RatCAP (Rat Conscious Animal PET)
A team of scientists is developing mobile imaging technology to view animal brain function without the use of anesthesia. When developed and refined for humans, such techniques may allow the subject to move during a PET or MRI scan. These advances are expected to have a major impact on neuroscience and medicine.
Project
- Title: Imaging the Awake Animal
- Principal Investigator: David Schlyer, Brookhaven National Laboratory
- Collaborators: Ronald Huesman, Lawrence Berkeley National Laboratory, and Ira Rampil, State University of New York, Stony Brook
- Project Term: October 1, 2004–September 30, 2007
MRI of Moving Objects
Imaging data from PET and MRI scans increasingly are being used to study the biology of normal and bioengineered animals; evaluate abnormalities in animal models of human disease; and evaluate efficacy and toxicity of experimental drugs and the effect of illicit drugs. PET and MRI play an important role in understanding the functions of proteins encoded in genes.
This team is developing MRI and PET techniques that will help explain the brain changes that result in the behavior of awake bioengineered mice and rats under natural physiological conditions. Achieving this goal will involve developing a miniature mobile PET camera to be worn by an active animal, appropriate motion-tracking methods, restraint devices that cause minimal stress, and post-processing computer algorithms. Tools also are being developed to determine the animal’s head position and to correct the imaging data for motion.
MRI of moving objects, such as awake animals, is a formidable challenge. The magnets used for MRI, as well as the time-varying magnetic-field gradients used for spatial encoding, define three principal axes that are usually static. Translations and special rotations with respect to this static reference frame affect image quality.

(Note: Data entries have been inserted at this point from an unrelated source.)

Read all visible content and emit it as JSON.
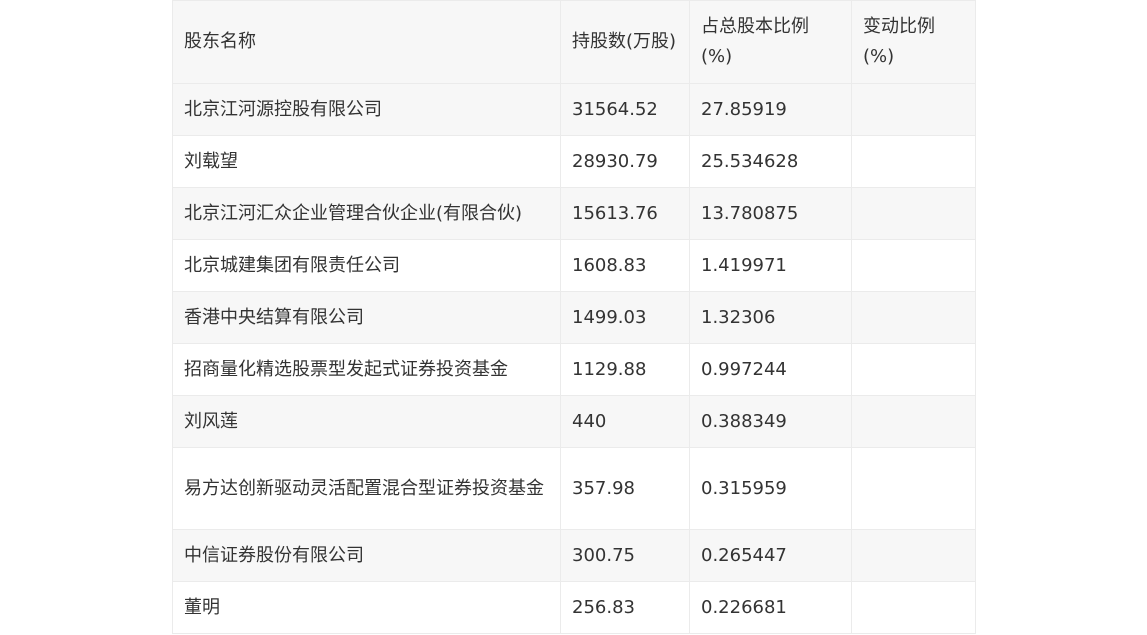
{
  "table": {
    "headers": [
      "股东名称",
      "持股数(万股)",
      "占总股本比例(%)",
      "变动比例(%)"
    ],
    "rows": [
      [
        "北京江河源控股有限公司",
        "31564.52",
        "27.85919",
        ""
      ],
      [
        "刘载望",
        "28930.79",
        "25.534628",
        ""
      ],
      [
        "北京江河汇众企业管理合伙企业(有限合伙)",
        "15613.76",
        "13.780875",
        ""
      ],
      [
        "北京城建集团有限责任公司",
        "1608.83",
        "1.419971",
        ""
      ],
      [
        "香港中央结算有限公司",
        "1499.03",
        "1.32306",
        ""
      ],
      [
        "招商量化精选股票型发起式证券投资基金",
        "1129.88",
        "0.997244",
        ""
      ],
      [
        "刘风莲",
        "440",
        "0.388349",
        ""
      ],
      [
        "易方达创新驱动灵活配置混合型证券投资基金",
        "357.98",
        "0.315959",
        ""
      ],
      [
        "中信证券股份有限公司",
        "300.75",
        "0.265447",
        ""
      ],
      [
        "董明",
        "256.83",
        "0.226681",
        ""
      ]
    ]
  }
}
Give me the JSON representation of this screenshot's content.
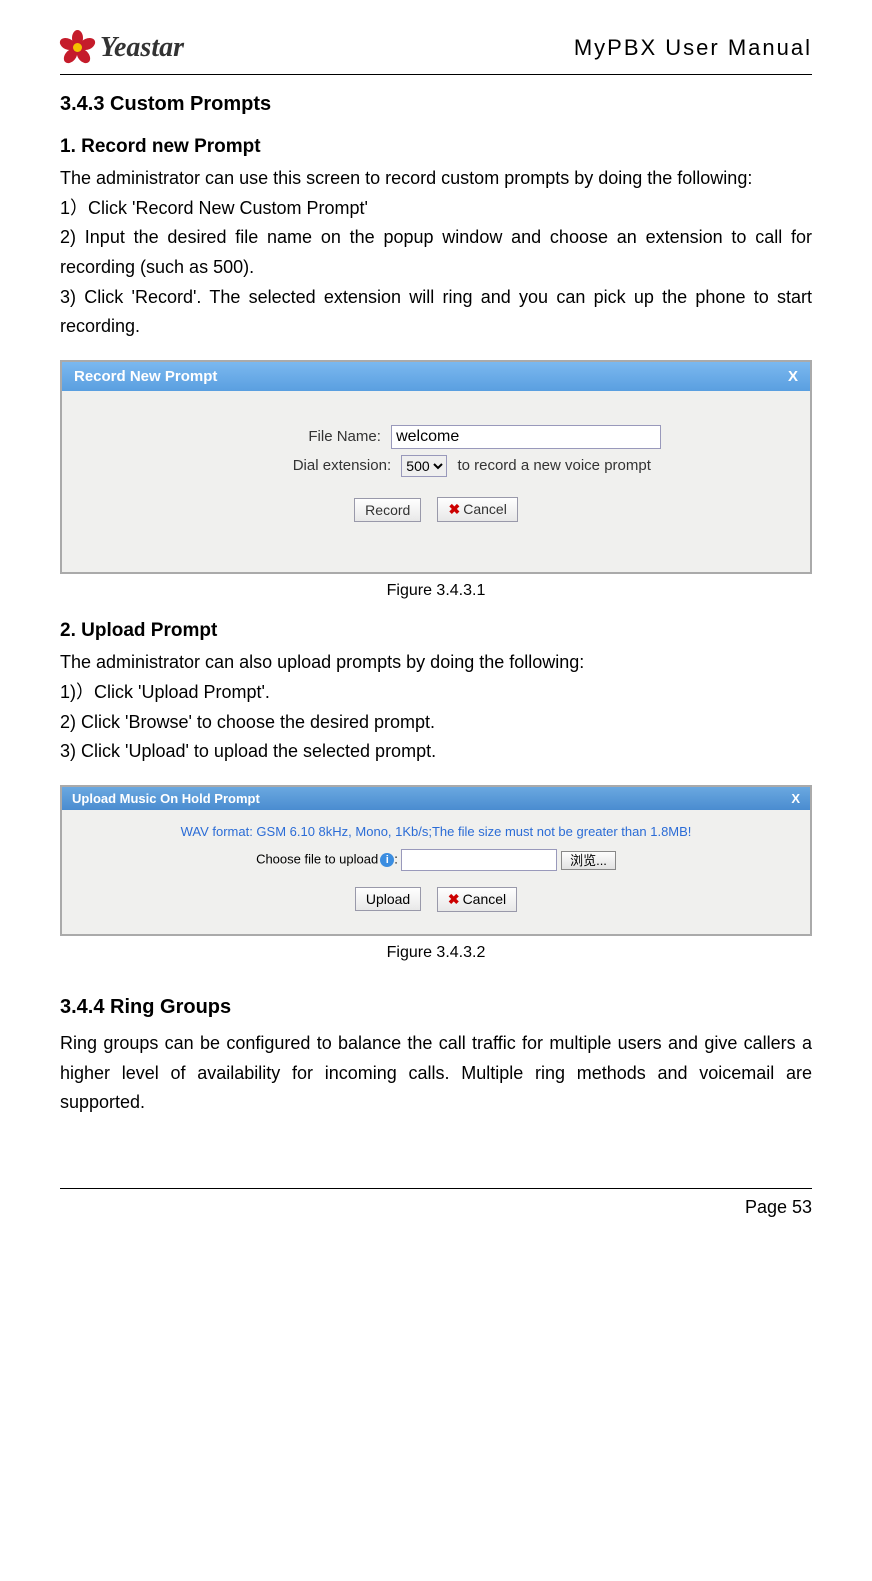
{
  "header": {
    "brand": "Yeastar",
    "doc_title": "MyPBX User Manual"
  },
  "section1": {
    "heading": "3.4.3 Custom Prompts",
    "sub1": "1. Record new Prompt",
    "intro": "The administrator can use this screen to record custom prompts by doing the following:",
    "step1": "1）Click 'Record New Custom Prompt'",
    "step2": "2) Input the desired file name on the popup window and choose an extension to call for recording (such as 500).",
    "step3": "3) Click 'Record'. The selected extension will ring and you can pick up the phone to start recording."
  },
  "dialog1": {
    "title": "Record New Prompt",
    "close": "X",
    "file_label": "File Name:",
    "file_value": "welcome",
    "ext_label": "Dial extension:",
    "ext_value": "500",
    "ext_suffix": "to record a new voice prompt",
    "record_btn": "Record",
    "cancel_btn": "Cancel"
  },
  "caption1": "Figure 3.4.3.1",
  "section2": {
    "sub": "2. Upload Prompt",
    "intro": "The administrator can also upload prompts by doing the following:",
    "step1": "1)）Click 'Upload Prompt'.",
    "step2": "2) Click 'Browse' to choose the desired prompt.",
    "step3": "3) Click 'Upload' to upload the selected prompt."
  },
  "dialog2": {
    "title": "Upload Music On Hold Prompt",
    "close": "X",
    "hint": "WAV format: GSM 6.10 8kHz, Mono, 1Kb/s;The file size must not be greater than 1.8MB!",
    "choose_label": "Choose file to upload",
    "browse_btn": "浏览...",
    "upload_btn": "Upload",
    "cancel_btn": "Cancel"
  },
  "caption2": "Figure 3.4.3.2",
  "section3": {
    "heading": "3.4.4 Ring Groups",
    "body": "Ring groups can be configured to balance the call traffic for multiple users and give callers a higher level of availability for incoming calls. Multiple ring methods and voicemail are supported."
  },
  "footer": {
    "page": "Page 53"
  }
}
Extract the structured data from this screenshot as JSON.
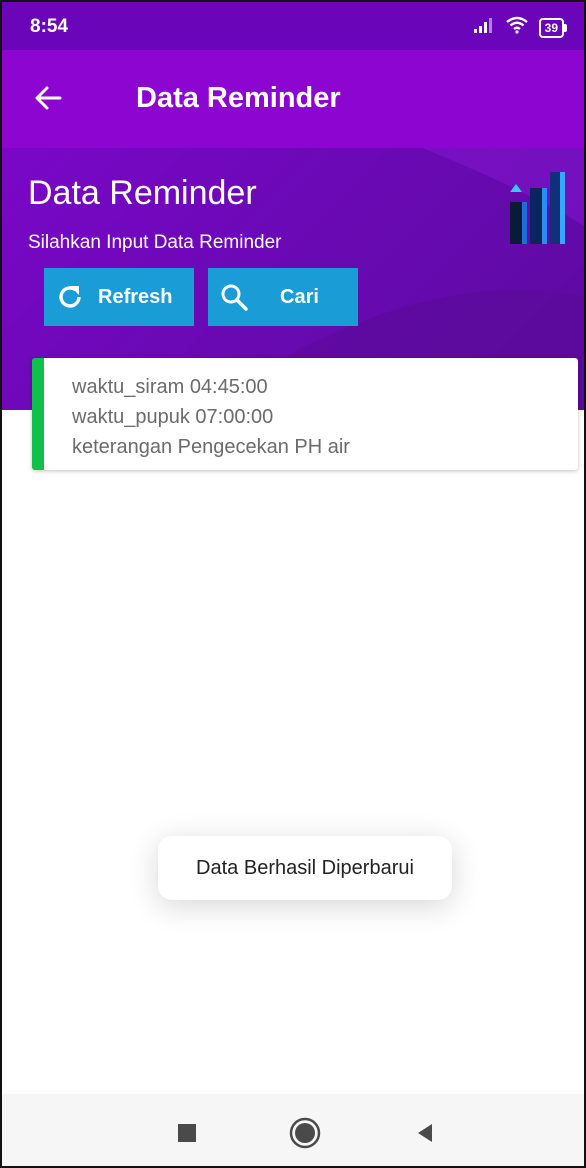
{
  "status_bar": {
    "time": "8:54",
    "battery": "39",
    "icons": [
      "signal-icon",
      "wifi-icon",
      "battery-icon"
    ]
  },
  "app_bar": {
    "title": "Data Reminder",
    "back_icon": "arrow-left-icon"
  },
  "banner": {
    "title": "Data Reminder",
    "subtitle": "Silahkan Input Data Reminder",
    "decor_icon": "bar-chart-icon"
  },
  "buttons": {
    "refresh": {
      "label": "Refresh",
      "icon": "refresh-icon"
    },
    "search": {
      "label": "Cari",
      "icon": "search-icon"
    }
  },
  "reminders": [
    {
      "waktu_siram": "waktu_siram 04:45:00",
      "waktu_pupuk": "waktu_pupuk 07:00:00",
      "keterangan": "keterangan Pengecekan PH air"
    }
  ],
  "toast": {
    "message": "Data Berhasil Diperbarui"
  },
  "nav": {
    "recents_icon": "square-icon",
    "home_icon": "circle-icon",
    "back_icon": "triangle-back-icon"
  },
  "colors": {
    "status_bar": "#6a05b9",
    "app_bar": "#8c05d1",
    "banner": "#6a09b5",
    "button": "#1a9cd6",
    "card_accent": "#10c04a"
  }
}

To resolve this problem, the team will track head motion in real time and then dynamically adjust the principal gradient axes so they remain fixed with the target-organ frame of reference.

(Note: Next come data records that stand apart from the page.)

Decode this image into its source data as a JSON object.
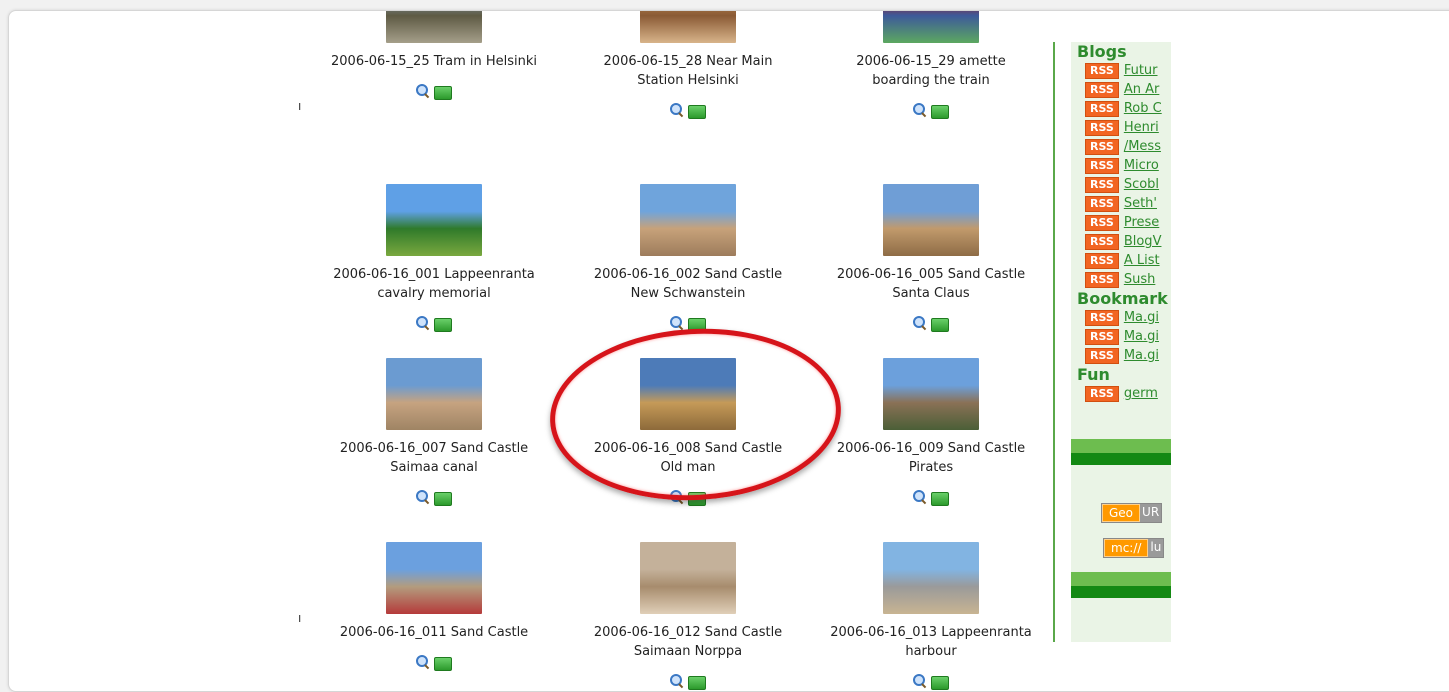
{
  "gallery": {
    "items": [
      {
        "caption_line1": "2006-06-15_25 Tram in Helsinki",
        "caption_line2": "",
        "thumb": [
          "#7c8fa3",
          "#5e5a44",
          "#a59f8a"
        ]
      },
      {
        "caption_line1": "2006-06-15_28 Near Main",
        "caption_line2": "Station Helsinki",
        "thumb": [
          "#b58452",
          "#8a5a35",
          "#d8b48a"
        ]
      },
      {
        "caption_line1": "2006-06-15_29 amette",
        "caption_line2": "boarding the train",
        "thumb": [
          "#a31818",
          "#3d5a9a",
          "#5ca860"
        ]
      },
      {
        "caption_line1": "2006-06-16_001 Lappeenranta",
        "caption_line2": "cavalry memorial",
        "thumb": [
          "#5fa0e6",
          "#2f7a2a",
          "#7aa83f"
        ]
      },
      {
        "caption_line1": "2006-06-16_002 Sand Castle",
        "caption_line2": "New Schwanstein",
        "thumb": [
          "#6fa4dc",
          "#c7a27a",
          "#9d7c5c"
        ]
      },
      {
        "caption_line1": "2006-06-16_005 Sand Castle",
        "caption_line2": "Santa Claus",
        "thumb": [
          "#6f9ed6",
          "#c19a6c",
          "#8e6c46"
        ]
      },
      {
        "caption_line1": "2006-06-16_007 Sand Castle",
        "caption_line2": "Saimaa canal",
        "thumb": [
          "#6b9bd1",
          "#c6a380",
          "#9f8464"
        ]
      },
      {
        "caption_line1": "2006-06-16_008 Sand Castle",
        "caption_line2": "Old man",
        "thumb": [
          "#4d7bb8",
          "#c59a58",
          "#8d6a3a"
        ]
      },
      {
        "caption_line1": "2006-06-16_009 Sand Castle",
        "caption_line2": "Pirates",
        "thumb": [
          "#6ca0dc",
          "#8a7156",
          "#4b5f37"
        ]
      },
      {
        "caption_line1": "2006-06-16_011 Sand Castle",
        "caption_line2": "",
        "thumb": [
          "#6ba0df",
          "#b39c7e",
          "#b53a3a"
        ]
      },
      {
        "caption_line1": "2006-06-16_012 Sand Castle",
        "caption_line2": "Saimaan Norppa",
        "thumb": [
          "#c4b19a",
          "#a78c6d",
          "#e0cfb8"
        ]
      },
      {
        "caption_line1": "2006-06-16_013 Lappeenranta",
        "caption_line2": "harbour",
        "thumb": [
          "#82b4e2",
          "#9a9a9a",
          "#c8b492"
        ]
      }
    ]
  },
  "sidebar": {
    "blogs_heading": "Blogs",
    "badge": "RSS",
    "blogs": [
      "Futur",
      "An Ar",
      "Rob C",
      "Henri",
      "/Mess",
      "Micro",
      "Scobl",
      "Seth'",
      "Prese",
      "BlogV",
      "A List",
      "Sush"
    ],
    "bookmarks_heading": "Bookmark",
    "bookmarks": [
      "Ma.gi",
      "Ma.gi",
      "Ma.gi"
    ],
    "fun_heading": "Fun",
    "fun": [
      "germ"
    ],
    "geo_left": "Geo",
    "geo_right": "UR",
    "mc_left": "mc://",
    "mc_right": "lu"
  },
  "colors": {
    "accent_green": "#2e8b2e",
    "rss_orange": "#f26522",
    "annotation_red": "#d6141a"
  }
}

A similar approach will be used to dynamically adjust the main MRI magnetic field orientation. Superconducting magnetic technology developed at BNL’s Relativistic Heavy Ion Collider facility will be used to create dipole magnets with the same cylindrical shape as MRI magnets. A potential design includes two of these dipole magnets with perpendicular field axes to generate fields that can effectively rotate the main field by up to 5 or 10°.
Motion tracking is another problem faced by the research team. One solution being considered is to apply algorithms for motion tracking with images captured by high-resolution digital cameras using multiple reference marks (fiducials).
In addition, researchers will determine which restraining techniques, such as slings or confinement in a tube, are best suited to minimize animal stress and the effects of these restraining techniques on brain metabolism. Eventually, the new MRI and PET technologies will be used to evaluate the differences in physiological and biochemical brain functions between awake and anesthetized animals.
Potential Impact
Since current imaging studies are performed almost exclusively in anesthetized animals, the new technologies will have a major impact on neuroscience and, eventually, on medicine. These developments will allow more detailed studies of gene function to construct animal models of human diseases and explore drug effects and behavior.
Most of the new techniques also can be extended to reduce the effects of motion for human studies, for example, to perform advanced imaging studies in patients or children who have difficulty keeping still.